February is heart month, which is used to bring attention to the importance of cardiovascular health and what individuals can do to reduce their risk of cardiovascular disease.

McLaughlin said many of her friends ask to share her story, as she didn’t consider herself – nor her husband – the typical candidates to experience heart attacks; they exercise regularly, eat healthily and consider themselves to be in overall good health.

So a few days after she was released from hospital, she couldn’t believe when she started to feel the same pain as before in her chest.

They returned to the ER in Courtenay, and staff concluded she had another heart attack. She was kept in the intensive care unit until further discussion with her heart surgeon in Victoria, and it was determined she didn’t have a second one, rather, it was a residual effect from surgery.

“Because the angioplasty was complex and critical, it resulted from that. It’s like disturbing a muscle, and it takes time to recover.”

• • •

In February 2018, Don McLaughlin, now 80, was getting out of his hot tub outside his home when his body came crashing down. He skinned his knee and found himself in some pain.
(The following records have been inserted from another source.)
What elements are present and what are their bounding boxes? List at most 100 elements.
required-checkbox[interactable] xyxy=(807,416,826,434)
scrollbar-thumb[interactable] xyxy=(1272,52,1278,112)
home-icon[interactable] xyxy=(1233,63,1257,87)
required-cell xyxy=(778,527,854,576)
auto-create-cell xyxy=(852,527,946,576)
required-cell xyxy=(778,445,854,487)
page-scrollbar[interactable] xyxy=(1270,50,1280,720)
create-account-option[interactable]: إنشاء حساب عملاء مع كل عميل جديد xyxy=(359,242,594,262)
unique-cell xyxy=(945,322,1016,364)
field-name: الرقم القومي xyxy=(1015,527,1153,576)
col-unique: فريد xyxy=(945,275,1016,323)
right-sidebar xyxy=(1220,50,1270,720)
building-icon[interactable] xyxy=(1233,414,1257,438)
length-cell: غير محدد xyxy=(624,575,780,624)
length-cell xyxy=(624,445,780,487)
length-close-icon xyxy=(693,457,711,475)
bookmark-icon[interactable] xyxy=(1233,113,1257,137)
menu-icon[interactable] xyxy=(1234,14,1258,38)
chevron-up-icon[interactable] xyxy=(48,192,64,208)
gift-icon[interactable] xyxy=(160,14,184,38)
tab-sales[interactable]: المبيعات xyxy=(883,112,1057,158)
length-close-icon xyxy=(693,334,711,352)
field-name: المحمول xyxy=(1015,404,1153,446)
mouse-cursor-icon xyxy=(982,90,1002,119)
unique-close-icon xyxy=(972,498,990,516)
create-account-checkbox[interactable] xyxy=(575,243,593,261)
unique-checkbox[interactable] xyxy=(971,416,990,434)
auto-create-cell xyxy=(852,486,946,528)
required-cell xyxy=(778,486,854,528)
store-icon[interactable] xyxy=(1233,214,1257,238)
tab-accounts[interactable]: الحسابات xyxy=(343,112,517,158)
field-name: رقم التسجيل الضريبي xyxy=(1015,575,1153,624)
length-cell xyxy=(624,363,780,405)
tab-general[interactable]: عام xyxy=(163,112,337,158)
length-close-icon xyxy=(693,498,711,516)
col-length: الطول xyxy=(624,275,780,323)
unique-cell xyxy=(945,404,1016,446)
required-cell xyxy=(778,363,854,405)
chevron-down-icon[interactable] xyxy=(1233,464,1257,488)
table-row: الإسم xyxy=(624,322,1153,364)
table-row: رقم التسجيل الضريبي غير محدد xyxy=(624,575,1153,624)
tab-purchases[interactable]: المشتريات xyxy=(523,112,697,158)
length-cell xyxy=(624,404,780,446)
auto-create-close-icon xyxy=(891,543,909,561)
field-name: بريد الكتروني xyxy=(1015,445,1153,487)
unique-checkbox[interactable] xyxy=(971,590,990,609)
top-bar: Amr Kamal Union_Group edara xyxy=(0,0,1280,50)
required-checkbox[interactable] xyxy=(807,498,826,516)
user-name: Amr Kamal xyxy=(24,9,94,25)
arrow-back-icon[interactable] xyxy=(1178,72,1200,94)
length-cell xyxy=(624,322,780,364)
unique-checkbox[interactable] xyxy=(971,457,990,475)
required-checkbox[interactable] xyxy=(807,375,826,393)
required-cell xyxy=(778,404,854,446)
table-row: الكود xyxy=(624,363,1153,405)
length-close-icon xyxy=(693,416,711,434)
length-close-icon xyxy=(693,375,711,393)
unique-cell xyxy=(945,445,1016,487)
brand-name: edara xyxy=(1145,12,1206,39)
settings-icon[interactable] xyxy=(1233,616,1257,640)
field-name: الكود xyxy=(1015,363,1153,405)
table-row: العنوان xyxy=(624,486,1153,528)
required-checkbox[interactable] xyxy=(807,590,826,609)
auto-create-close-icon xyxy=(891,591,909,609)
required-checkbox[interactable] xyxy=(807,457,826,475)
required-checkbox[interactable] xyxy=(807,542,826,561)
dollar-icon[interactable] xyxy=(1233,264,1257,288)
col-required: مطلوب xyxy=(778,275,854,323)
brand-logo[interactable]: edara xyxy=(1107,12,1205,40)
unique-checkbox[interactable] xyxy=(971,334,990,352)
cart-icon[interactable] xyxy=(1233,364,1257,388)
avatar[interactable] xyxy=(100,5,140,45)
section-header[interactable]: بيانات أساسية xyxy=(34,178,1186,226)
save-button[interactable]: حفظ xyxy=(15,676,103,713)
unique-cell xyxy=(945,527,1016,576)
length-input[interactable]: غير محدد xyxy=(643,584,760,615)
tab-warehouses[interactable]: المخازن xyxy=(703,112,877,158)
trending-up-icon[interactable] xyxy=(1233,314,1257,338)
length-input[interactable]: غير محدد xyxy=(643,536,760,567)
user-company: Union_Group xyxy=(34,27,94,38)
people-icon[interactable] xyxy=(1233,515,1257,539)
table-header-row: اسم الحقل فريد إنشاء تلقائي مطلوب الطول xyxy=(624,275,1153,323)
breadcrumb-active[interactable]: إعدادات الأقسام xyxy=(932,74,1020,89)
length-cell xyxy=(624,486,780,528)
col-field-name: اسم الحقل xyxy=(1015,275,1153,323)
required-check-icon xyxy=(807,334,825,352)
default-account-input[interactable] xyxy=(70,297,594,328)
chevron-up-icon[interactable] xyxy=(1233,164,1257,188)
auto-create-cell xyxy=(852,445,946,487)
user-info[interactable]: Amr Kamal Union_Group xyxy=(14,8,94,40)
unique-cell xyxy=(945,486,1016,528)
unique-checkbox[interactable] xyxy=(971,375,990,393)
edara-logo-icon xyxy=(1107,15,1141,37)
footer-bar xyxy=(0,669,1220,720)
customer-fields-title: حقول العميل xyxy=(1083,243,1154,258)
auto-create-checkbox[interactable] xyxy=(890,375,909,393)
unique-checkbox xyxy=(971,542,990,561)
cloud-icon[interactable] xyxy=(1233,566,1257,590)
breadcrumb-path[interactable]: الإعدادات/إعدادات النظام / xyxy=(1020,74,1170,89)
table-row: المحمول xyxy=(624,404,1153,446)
He decided to take some pain killers to help. A few days later on his usual walk in the Lazo area, he cut it short as he felt sore from the fall, but found himself out of breath when he arrived at his car. He also had some tightness in his chest.

Doris suggested they go to the ER.

Following some blood work, a doctor told him he had suffered a heart attack about four hours prior – in the middle of their walk.

“The thing is, he looked fine. They kept asking him, but he wasn’t in any pain,” says Doris.

A few days later, Don was transported to hospital in Victoria where he had surgery to insert seven stents.

Since the incident, Don notes he remains active – he continues to shovel his driveway when it snows, he’s installed the fence around his Courtenay home and watches his diet.

The pair admits it was difficult at first to lose the fear of having another heart attack.

“I get nervous because I still get acid reflux,” explains Doris. “I had to tell myself it’s just reflux. Our blood is flowing better in our hearts than before.”

The McLaughlins continue to carefully monitor their blood pressure and regularly visit their doctors while taking their prescribed medication.

They remain active with skiing, walks and swimming.

“We feel very, very, very fortunate,” says Doris with a smile.